Citation network
Citation Network is a Social network which contains paper sources and linked by co-citation relationships. Egghe & Rousseau once (1990, p. 228) explain “when a document di cites a document dj, we can show this by an arrow going from the node representing di to the document representing dj. In this way the documents from a collection D form a directed graph, which is called a ‘citation graph’ or ‘citation network’”.[1]
Background and History
Citation is a reference to a published or unpublished source (not always the original source). More precisely, a citation is an abbreviated alphanumeric expression embedded in the body of an intellectual work that denotes an entry in the bibliographic references section of the work for the purpose of acknowledging the relevance of the works of others to the topic of discussion at the spot where the citation appears. Generally the combination of both the in-body citation and the bibliographic entry constitutes what is commonly thought of as a citation (whereas bibliographic entries by themselves are not). References to single, machine-readable assertions in electronic scientific articles are known as nanopublications, a form of microattribution. Citation networks, the principal focus of this study, are one kind of social networks that have been studied quantitatively almost from the moment citation databases first became available. In 1965, Derek J. de Solla Price described the inherent linking characteristic of the SCI in his seminal paper titled "Networks of Scientific Papers". The links between citing and cited papers became dynamic when the SCI began to be published online. In 1973, Henry Small published his work on co-citation analysis which became a self-organizing classification system that led to document clustering experiments and eventually what is called "Research Reviews".[2]
Basis and Figures[2]
- Citation networks are directed. The links go from one document to the other.
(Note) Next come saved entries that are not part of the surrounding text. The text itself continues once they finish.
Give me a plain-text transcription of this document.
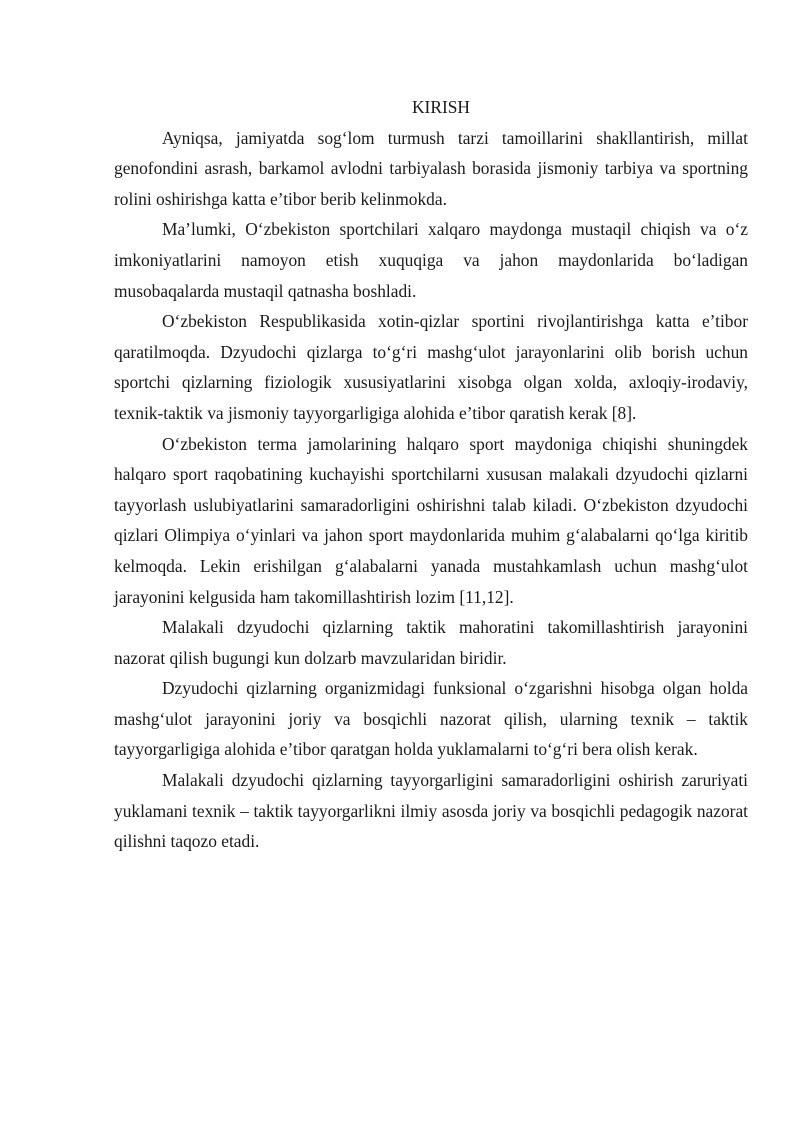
KIRISH

Ayniqsa, jamiyatda sog‘lom turmush tarzi tamoillarini shakllantirish, millat genofondini asrash, barkamol avlodni tarbiyalash borasida jismoniy tarbiya va sportning rolini oshirishga katta e’tibor berib kelinmokda.

Ma’lumki, O‘zbekiston sportchilari xalqaro maydonga mustaqil chiqish va o‘z imkoniyatlarini namoyon etish xuquqiga va jahon maydonlarida bo‘ladigan musobaqalarda mustaqil qatnasha boshladi.

O‘zbekiston Respublikasida xotin-qizlar sportini rivojlantirishga katta e’tibor qaratilmoqda. Dzyudochi qizlarga to‘g‘ri mashg‘ulot jarayonlarini olib borish uchun sportchi qizlarning fiziologik xususiyatlarini xisobga olgan xolda, axloqiy-irodaviy, texnik-taktik va jismoniy tayyorgarligiga alohida e’tibor qaratish kerak [8].

O‘zbekiston terma jamolarining halqaro sport maydoniga chiqishi shuningdek halqaro sport raqobatining kuchayishi sportchilarni xususan malakali dzyudochi qizlarni tayyorlash uslubiyatlarini samaradorligini oshirishni talab kiladi. O‘zbekiston dzyudochi qizlari Olimpiya o‘yinlari va jahon sport maydonlarida muhim g‘alabalarni qo‘lga kiritib kelmoqda. Lekin erishilgan g‘alabalarni yanada mustahkamlash uchun mashg‘ulot jarayonini kelgusida ham takomillashtirish lozim [11,12].

Malakali dzyudochi qizlarning taktik mahoratini takomillashtirish jarayonini nazorat qilish bugungi kun dolzarb mavzularidan biridir.

Dzyudochi qizlarning organizmidagi funksional o‘zgarishni hisobga olgan holda mashg‘ulot jarayonini joriy va bosqichli nazorat qilish, ularning texnik – taktik tayyorgarligiga alohida e’tibor qaratgan holda yuklamalarni to‘g‘ri bera olish kerak.

Malakali dzyudochi qizlarning tayyorgarligini samaradorligini oshirish zaruriyati yuklamani texnik – taktik tayyorgarlikni ilmiy asosda joriy va bosqichli pedagogik nazorat qilishni taqozo etadi.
- Citation networks are acyclic because a paper can cite only existing papers.
- All edges in the citation networks point backwards in time.
- Links in co-authorship networks are reciprocal (symmetric).
- The link weights between two authors in co-authorship networks can increase over time if they have further collaboration.
- Vertices and edges added to the citation/co-authorship networks are permanent and cannot be removed at a later time.
- The already formed part of the network is mostly static and only the leading edge of the network changes.